WiFi has become ubiquitous, both inside our homes and in open urban spaces. Whilst at home it works well, in urban environment, in department stores, in hotels often it gets sluggish. Not enough bandwidth. In general it is not because there is too much demand in terms of absolute bandwidth but because there are too many devices accessing the local network, interfering with one another and leading to a decrease in the network throughput.
In the XIX century Maxwell worked out his field equations that basically tied together the magnetic and electric fields. Along with that it came the realisation that the two are interchangeable (Lorentz reciprocity). An electric field creates a magnetic field and the other way round. The point of conversion between the two is the antenna (a wire is an antenna too... but an antenna is designed to maximise this conversion capability). Hence you can use the same antenna to create a magnetic field that carries the signal in space (transmission) and to create an electric field by detecting a magnetic field in the surrounding air (reception).
The antenna is connected to an electronic circuit that either creates an electric field that the antenna will broadcast in terms of magnetic field or analyses an electric current created by the antenna detecting a magnetic field.
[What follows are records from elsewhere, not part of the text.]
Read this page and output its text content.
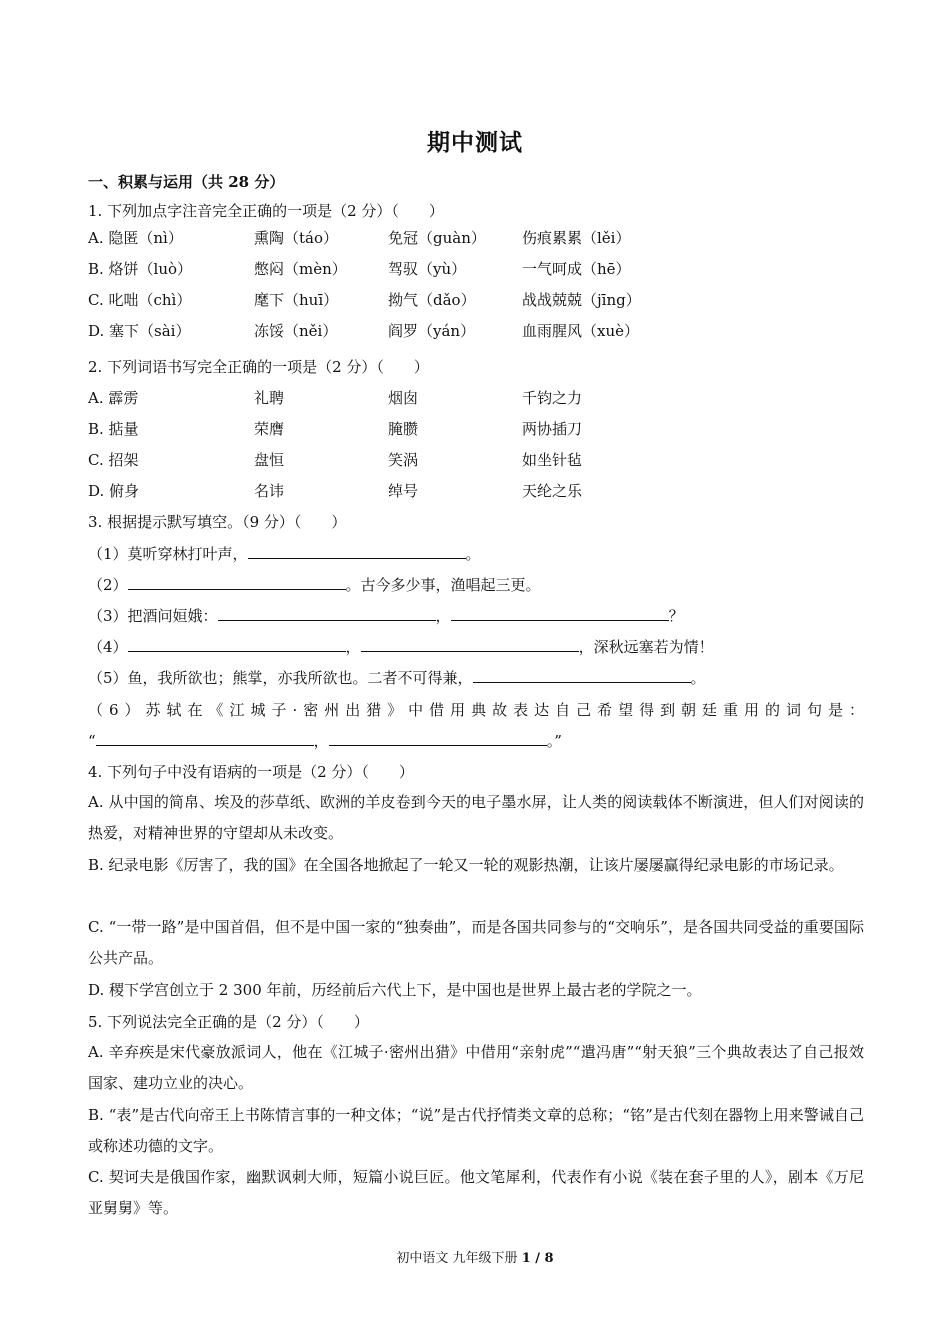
期中测试
一、积累与运用（共 28 分）
1. 下列加点字注音完全正确的一项是（2 分）（　　）
A. 隐匿（nì）	熏陶（táo）	免冠（guàn） 伤痕累累（lěi）
B. 烙饼（luò）	憋闷（mèn）	驾驭（yù）	一气呵成（hē）
C. 叱咄（chì）	麾下（huī）	拗气（dǎo）	战战兢兢（jīng）
D. 塞下（sài）	冻馁（něi）	阎罗（yán）	血雨腥风（xuè）
2. 下列词语书写完全正确的一项是（2 分）（　　）
A. 霹雳	礼聘	烟囱	千钧之力
B. 掂量	荣膺	腌臜	两协插刀
C. 招架	盘恒	笑涡	如坐针毡
D. 俯身	名讳	绰号	天纶之乐
3. 根据提示默写填空。（9 分）（　　）
（1）莫听穿林打叶声，	。
（2）	。古今多少事，渔唱起三更。
（3）把酒问姮娥：	，	？
（4）	，	，深秋远塞若为情！
（5）鱼，我所欲也；熊掌，亦我所欲也。二者不可得兼，	。
（6）苏轼在《江城子·密州出猎》中借用典故表达自己希望得到朝廷重用的词句是：
“	，	。”
4. 下列句子中没有语病的一项是（2 分）（　　）
A. 从中国的简帛、埃及的莎草纸、欧洲的羊皮卷到今天的电子墨水屏，让人类的阅读载体不断演进，但人们对阅读的热爱，对精神世界的守望却从未改变。
B. 纪录电影《厉害了，我的国》在全国各地掀起了一轮又一轮的观影热潮，让该片屡屡赢得纪录电影的市场记录。
C. “一带一路”是中国首倡，但不是中国一家的“独奏曲”，而是各国共同参与的“交响乐”，是各国共同受益的重要国际公共产品。
D. 稷下学宫创立于 2 300 年前，历经前后六代上下，是中国也是世界上最古老的学院之一。
5. 下列说法完全正确的是（2 分）（　　）
A. 辛弃疾是宋代豪放派词人，他在《江城子·密州出猎》中借用“亲射虎”“遣冯唐”“射天狼”三个典故表达了自己报效国家、建功立业的决心。
B. “表”是古代向帝王上书陈情言事的一种文体；“说”是古代抒情类文章的总称；“铭”是古代刻在器物上用来警诫自己或称述功德的文字。
C. 契诃夫是俄国作家，幽默讽刺大师，短篇小说巨匠。他文笔犀利，代表作有小说《装在套子里的人》，剧本《万尼亚舅舅》等。
初中语文 九年级下册 1 / 8
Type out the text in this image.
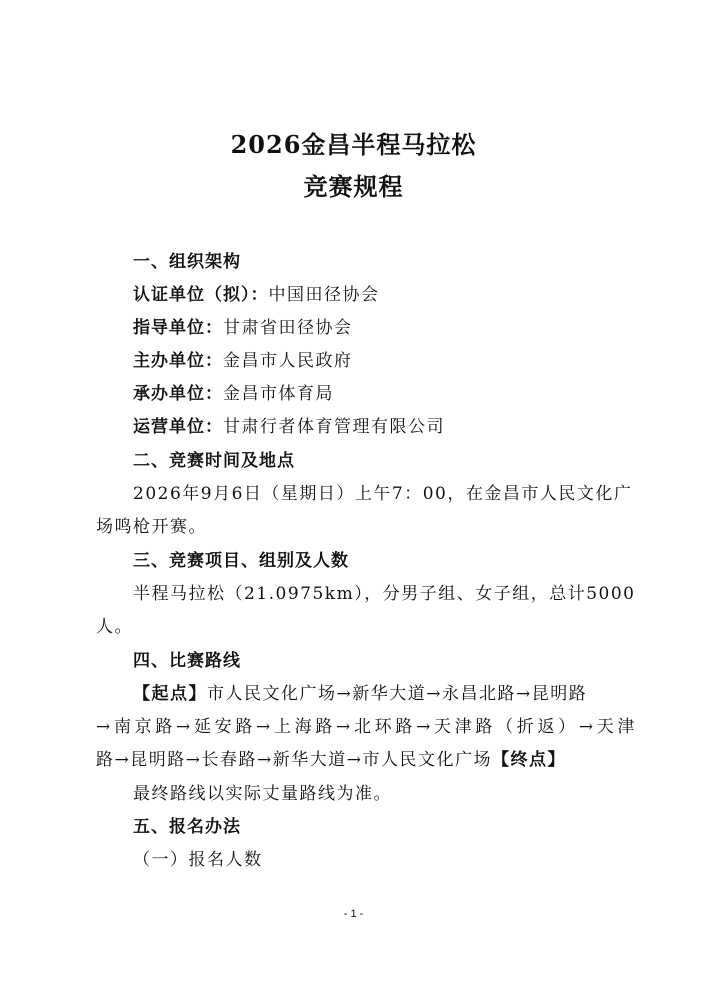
2026金昌半程马拉松
竞赛规程
一、组织架构
认证单位（拟）：中国田径协会
指导单位：甘肃省田径协会
主办单位：金昌市人民政府
承办单位：金昌市体育局
运营单位：甘肃行者体育管理有限公司
二、竞赛时间及地点
2026年9月6日（星期日）上午7：00，在金昌市人民文化广
场鸣枪开赛。
三、竞赛项目、组别及人数
半程马拉松（21.0975km），分男子组、女子组，总计5000
人。
四、比赛路线
【起点】市人民文化广场→新华大道→永昌北路→昆明路
→南京路→延安路→上海路→北环路→天津路（折返）→天津
路→昆明路→长春路→新华大道→市人民文化广场【终点】
最终路线以实际丈量路线为准。
五、报名办法
（一）报名人数
- 1 -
This is normally called half duplex. At any single instant the antenna is used as a receiver or as a transmitter. The use of the antenna as a transmitting element or as a receiving element is done through a device called a "circulator" (the ferrite bar in old radios).
At Columbia University researchers have found a way to put all of this into a single chip and to use the antenna to transmit and receive at the same time (full duplex). This makes the WiFi router much smaller since everything is now embedded into a single chip, less expensive (again because one chip does it all) and it doubles the capacity since now the antenna receives and transmits at the same time.
A big boost to WiFi, both in terms of performance and in terms of economics!